Published Aug 31, 2019Festival de musique émergente's Desjardins stage, situated in the fest's main square, hosted a litany of rappers on Friday night (August 30), starting with Quebecois rapper and singer Sarahmée, whose infectious, celebratory hybrid of DJ culture and guitar-based music blended hip-hop, highlife, moombahton and dancehall.
Decked out in a yellow jacket, flanked by two dancers and backed by a guitarist and a DJ, her set might have been in French but it felt universal. Over trap-influenced skittering hi-hats and bouncing, rubbery guitar licks, she blended singing and rapping, cutting a charismatic figure by chanting in support of her dancers. By the end of her set, she had won the crowd, as they screamed and jumped around at her command. I caught her set on a whim, and it felt like a lucky discovery.
The more in-your-face rapper KT Gorique, who followed Sarahmée, had the first five rows' hands immediately in the air. Her energy was infectious from the get-go, when she bounded onstage to a track from her DJ and her drummer's lively, kinetic beat. Though she rapped in French, it was evident she's a bars-first MC, and she spat enthusiastically, prioritizing crowd work and endlessly engaging with the front row. She's silver-tongued, but every few bars, she offered the crowd a way into her dense, multi-syllabic world via chanting, arm-swaying or a verbal reach-out: "What's my name?!" she called in one of a few English phrases.
"What the fuck is up!?" were the first words out of Quebecois rapper Loud, whose vibes were fairly Post Malone-adjacent. There's a lot of sing-rapping, and a lot of Frenglish; he has broad, Drake-like appeal, and the way he casually talk-raps evokes the Toronto rapper, too. Loud was visibly a star — the Rouyn-Noranda crowd seemed to know his every lyric — but it was an act one couldn't help but feel they'd seen before.
Later, inside the more traditional rock venue Cabaret de la Dernière Chance, VICTIME took the stage around midnight. They played a chaotic brand of thrashing, frenetic post-punk that became straight-up punk at the drop of a hat, cycling through screaming, distortion, cowbell and disco grooves from moment to moment. There wasn't quite a mosh pit, but by their fourth or fifth song, they'd gathered an incredible amount of momentum; their energy was infectious, the bass lines lithe and groovy. Singer Laurence Gauthier-Brown was a cool-as-hell frontperson, too, wringing passion out of her bass-and-vocals performance as she alternated between crooning and wailing.

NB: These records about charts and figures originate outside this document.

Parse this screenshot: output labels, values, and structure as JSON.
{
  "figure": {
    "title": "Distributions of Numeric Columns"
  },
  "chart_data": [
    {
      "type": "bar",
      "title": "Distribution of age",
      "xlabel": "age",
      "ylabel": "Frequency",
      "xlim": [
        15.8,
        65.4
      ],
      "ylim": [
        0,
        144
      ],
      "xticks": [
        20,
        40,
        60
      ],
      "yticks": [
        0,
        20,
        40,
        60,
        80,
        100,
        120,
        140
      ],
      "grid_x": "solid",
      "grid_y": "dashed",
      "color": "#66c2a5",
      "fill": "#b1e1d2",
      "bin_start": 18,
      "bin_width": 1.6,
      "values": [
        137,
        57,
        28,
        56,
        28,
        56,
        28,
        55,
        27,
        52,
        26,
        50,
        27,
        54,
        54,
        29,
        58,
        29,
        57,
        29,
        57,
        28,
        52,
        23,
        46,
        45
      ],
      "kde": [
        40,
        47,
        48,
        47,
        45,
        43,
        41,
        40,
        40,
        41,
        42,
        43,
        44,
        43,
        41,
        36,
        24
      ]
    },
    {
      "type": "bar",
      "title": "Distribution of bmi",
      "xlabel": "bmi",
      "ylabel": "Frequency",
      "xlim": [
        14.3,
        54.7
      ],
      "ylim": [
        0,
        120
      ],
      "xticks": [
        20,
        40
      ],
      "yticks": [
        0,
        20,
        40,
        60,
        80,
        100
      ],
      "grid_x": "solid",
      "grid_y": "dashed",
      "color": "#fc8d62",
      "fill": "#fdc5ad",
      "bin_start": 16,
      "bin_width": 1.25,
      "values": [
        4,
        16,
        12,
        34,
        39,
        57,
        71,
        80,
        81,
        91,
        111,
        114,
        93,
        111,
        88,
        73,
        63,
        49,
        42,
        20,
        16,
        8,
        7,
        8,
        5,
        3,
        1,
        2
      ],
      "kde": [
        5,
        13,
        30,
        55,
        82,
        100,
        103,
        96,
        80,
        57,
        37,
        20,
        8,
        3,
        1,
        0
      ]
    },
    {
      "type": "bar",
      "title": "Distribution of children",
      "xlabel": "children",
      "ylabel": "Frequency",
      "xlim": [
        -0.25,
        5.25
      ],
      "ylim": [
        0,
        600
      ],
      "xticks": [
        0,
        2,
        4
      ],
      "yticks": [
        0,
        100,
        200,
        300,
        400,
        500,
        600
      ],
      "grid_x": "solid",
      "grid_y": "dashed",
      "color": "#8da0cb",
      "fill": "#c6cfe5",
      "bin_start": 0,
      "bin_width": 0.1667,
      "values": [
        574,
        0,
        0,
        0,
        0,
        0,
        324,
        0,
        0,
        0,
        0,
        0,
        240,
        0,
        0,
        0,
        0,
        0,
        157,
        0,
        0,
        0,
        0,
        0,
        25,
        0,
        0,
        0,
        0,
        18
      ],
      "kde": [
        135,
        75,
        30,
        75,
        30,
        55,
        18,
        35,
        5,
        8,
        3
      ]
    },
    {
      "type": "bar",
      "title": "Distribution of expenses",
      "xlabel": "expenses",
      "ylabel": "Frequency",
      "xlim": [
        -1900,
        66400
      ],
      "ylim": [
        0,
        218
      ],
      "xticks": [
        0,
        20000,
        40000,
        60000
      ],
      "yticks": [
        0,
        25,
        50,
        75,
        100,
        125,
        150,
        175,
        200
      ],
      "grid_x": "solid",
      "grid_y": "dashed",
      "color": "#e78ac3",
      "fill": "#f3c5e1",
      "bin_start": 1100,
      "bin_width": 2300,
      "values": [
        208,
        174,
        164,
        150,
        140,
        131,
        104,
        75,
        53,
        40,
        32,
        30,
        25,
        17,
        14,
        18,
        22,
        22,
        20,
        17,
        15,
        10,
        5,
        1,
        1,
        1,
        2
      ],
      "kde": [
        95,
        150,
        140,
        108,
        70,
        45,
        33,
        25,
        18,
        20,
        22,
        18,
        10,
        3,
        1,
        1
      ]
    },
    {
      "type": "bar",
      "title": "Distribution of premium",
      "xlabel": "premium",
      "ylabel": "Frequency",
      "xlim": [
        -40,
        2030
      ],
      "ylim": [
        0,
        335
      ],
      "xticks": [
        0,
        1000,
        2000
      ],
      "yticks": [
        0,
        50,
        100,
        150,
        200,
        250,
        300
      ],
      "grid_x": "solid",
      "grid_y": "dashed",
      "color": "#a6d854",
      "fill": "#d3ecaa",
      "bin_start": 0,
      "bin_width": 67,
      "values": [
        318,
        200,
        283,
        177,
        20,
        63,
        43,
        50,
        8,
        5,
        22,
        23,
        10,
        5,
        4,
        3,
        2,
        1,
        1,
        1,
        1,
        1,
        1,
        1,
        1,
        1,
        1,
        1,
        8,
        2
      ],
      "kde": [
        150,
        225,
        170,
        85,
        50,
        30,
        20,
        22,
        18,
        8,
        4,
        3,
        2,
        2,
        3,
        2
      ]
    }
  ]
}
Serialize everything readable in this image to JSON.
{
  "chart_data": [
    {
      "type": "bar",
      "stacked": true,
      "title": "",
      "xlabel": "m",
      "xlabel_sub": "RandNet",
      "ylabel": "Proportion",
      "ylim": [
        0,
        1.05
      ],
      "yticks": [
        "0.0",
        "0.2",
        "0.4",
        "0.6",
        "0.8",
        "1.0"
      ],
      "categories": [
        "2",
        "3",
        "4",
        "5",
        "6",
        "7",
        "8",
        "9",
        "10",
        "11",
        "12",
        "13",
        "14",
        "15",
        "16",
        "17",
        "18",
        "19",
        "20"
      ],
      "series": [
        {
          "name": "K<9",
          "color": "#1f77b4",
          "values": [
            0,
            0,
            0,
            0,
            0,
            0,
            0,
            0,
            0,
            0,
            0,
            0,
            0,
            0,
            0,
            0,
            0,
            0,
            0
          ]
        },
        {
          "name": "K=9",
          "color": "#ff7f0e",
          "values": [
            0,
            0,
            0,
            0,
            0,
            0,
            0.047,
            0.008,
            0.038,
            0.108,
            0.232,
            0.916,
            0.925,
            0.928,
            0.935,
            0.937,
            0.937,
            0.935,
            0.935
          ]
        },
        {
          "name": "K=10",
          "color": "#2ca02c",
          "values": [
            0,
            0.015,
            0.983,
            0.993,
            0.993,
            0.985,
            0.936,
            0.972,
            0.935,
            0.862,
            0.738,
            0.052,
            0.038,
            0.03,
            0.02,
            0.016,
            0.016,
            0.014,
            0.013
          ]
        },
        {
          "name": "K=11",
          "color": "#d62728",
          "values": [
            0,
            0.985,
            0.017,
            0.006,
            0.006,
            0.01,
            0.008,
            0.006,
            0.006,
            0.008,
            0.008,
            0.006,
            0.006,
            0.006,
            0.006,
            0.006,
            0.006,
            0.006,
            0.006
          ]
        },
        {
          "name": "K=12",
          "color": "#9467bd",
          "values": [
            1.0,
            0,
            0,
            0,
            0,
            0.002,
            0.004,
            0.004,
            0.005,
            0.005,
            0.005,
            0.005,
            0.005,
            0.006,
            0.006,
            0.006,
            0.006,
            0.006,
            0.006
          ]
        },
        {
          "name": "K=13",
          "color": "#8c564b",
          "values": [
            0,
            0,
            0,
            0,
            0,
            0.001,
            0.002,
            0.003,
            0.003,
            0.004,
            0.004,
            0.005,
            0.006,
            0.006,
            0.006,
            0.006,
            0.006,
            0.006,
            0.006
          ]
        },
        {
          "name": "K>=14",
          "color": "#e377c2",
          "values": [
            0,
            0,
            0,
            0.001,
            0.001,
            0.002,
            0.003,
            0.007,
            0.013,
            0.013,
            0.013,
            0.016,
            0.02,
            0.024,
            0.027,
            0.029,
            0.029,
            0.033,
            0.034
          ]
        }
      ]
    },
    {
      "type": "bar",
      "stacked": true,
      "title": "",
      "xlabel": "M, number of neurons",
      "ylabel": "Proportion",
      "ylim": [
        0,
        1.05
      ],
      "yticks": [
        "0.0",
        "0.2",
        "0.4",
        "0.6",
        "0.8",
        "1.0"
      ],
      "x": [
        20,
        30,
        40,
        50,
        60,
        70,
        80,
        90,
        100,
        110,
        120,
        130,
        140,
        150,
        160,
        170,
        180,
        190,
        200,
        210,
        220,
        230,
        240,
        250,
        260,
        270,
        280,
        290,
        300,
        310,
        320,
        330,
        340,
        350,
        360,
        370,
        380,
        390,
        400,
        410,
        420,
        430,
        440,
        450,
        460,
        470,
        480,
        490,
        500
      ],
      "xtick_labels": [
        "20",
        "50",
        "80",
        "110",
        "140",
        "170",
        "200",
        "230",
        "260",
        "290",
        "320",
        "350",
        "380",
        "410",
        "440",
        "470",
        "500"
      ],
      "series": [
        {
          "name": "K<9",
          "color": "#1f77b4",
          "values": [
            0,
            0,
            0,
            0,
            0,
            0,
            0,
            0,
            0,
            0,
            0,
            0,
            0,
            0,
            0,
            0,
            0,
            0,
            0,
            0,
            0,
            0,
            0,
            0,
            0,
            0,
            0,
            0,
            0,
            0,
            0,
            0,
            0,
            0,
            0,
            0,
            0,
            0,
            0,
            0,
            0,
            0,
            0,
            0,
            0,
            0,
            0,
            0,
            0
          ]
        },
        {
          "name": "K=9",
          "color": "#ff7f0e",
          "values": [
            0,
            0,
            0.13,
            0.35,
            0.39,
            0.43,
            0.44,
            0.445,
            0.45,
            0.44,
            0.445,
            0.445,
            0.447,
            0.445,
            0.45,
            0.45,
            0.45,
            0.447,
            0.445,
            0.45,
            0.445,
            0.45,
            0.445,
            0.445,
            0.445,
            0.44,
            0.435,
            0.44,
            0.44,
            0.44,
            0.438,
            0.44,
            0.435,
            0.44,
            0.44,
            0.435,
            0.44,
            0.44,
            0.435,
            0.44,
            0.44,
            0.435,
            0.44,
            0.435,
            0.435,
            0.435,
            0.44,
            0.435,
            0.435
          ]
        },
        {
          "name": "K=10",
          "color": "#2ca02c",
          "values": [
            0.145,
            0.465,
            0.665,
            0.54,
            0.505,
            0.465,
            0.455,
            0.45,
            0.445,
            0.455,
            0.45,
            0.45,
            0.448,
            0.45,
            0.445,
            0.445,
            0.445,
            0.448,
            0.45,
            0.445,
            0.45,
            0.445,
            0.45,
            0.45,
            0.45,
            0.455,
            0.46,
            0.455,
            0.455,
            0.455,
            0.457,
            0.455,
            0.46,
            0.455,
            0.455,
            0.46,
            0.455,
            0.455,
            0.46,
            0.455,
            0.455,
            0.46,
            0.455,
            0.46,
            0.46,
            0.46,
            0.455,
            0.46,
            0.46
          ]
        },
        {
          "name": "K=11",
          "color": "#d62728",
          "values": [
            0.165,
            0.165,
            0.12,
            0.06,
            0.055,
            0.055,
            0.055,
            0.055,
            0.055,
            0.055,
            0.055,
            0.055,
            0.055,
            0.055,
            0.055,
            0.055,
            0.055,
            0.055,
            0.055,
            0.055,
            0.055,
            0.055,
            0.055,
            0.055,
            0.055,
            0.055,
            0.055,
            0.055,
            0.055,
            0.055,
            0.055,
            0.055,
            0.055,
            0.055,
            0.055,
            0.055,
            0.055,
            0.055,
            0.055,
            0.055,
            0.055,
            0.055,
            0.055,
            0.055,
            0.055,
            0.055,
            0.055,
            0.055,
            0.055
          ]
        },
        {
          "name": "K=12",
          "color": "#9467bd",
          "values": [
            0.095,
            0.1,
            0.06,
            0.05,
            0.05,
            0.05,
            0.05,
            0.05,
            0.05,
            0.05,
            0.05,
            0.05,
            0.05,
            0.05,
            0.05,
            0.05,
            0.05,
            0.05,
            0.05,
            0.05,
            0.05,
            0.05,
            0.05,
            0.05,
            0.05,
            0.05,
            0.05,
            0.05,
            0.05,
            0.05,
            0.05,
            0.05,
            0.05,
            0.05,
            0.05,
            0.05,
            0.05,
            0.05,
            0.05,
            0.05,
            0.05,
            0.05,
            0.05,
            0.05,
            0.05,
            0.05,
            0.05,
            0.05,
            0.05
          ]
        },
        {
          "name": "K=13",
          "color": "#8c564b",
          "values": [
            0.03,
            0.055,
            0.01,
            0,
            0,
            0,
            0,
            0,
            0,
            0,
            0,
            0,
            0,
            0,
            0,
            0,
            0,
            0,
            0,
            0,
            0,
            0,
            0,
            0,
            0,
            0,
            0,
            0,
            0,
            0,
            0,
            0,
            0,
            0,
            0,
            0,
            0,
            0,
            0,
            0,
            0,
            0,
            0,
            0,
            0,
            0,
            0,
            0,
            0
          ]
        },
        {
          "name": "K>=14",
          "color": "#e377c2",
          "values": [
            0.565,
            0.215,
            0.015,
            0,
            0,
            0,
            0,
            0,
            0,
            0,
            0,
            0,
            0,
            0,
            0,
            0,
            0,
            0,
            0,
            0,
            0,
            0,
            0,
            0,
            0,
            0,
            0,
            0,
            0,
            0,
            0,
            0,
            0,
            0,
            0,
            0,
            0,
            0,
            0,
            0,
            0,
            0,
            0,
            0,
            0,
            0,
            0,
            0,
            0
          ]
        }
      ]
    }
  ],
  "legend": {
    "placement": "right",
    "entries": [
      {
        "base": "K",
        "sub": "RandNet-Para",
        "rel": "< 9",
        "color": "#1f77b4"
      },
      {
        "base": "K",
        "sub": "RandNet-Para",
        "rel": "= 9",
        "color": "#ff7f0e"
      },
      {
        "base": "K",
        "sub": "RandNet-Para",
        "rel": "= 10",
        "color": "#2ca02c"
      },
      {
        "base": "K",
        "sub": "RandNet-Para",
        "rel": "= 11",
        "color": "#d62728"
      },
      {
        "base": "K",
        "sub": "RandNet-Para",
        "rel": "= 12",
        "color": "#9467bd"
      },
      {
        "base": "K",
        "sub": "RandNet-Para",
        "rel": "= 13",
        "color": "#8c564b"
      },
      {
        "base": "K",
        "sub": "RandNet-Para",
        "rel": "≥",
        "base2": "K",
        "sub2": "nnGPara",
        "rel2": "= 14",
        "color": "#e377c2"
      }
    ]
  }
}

In-between sets at the Cabaret, over at the Diable Rond, the 188.8.131.52's — you may recognize them as the "Woo Hoo" Japanese surf-punk band from Kill Bill — played a set characterized by nonchalant coolness, swinging through their energetic songs like consummate pros after years and years of shows, the trio making simple major third harmonies sound incredible. It was a straightforward, lovable set.
Last up at were Atlanta's Material Girls (pictured), whose mix of angular guitars, glam, disco and punk was one you don't see as much anymore. Dressed alternately in giraffe print, velvet, suede and with open shirts, the fivesome churned out a captivating, dance-heavy set propelled by bass and disco hi-hats, all Gang of Four cowbell and hard rhythms. In the hot Cabaret, it became a sweaty dance party, a fitting way to end the second night of FME.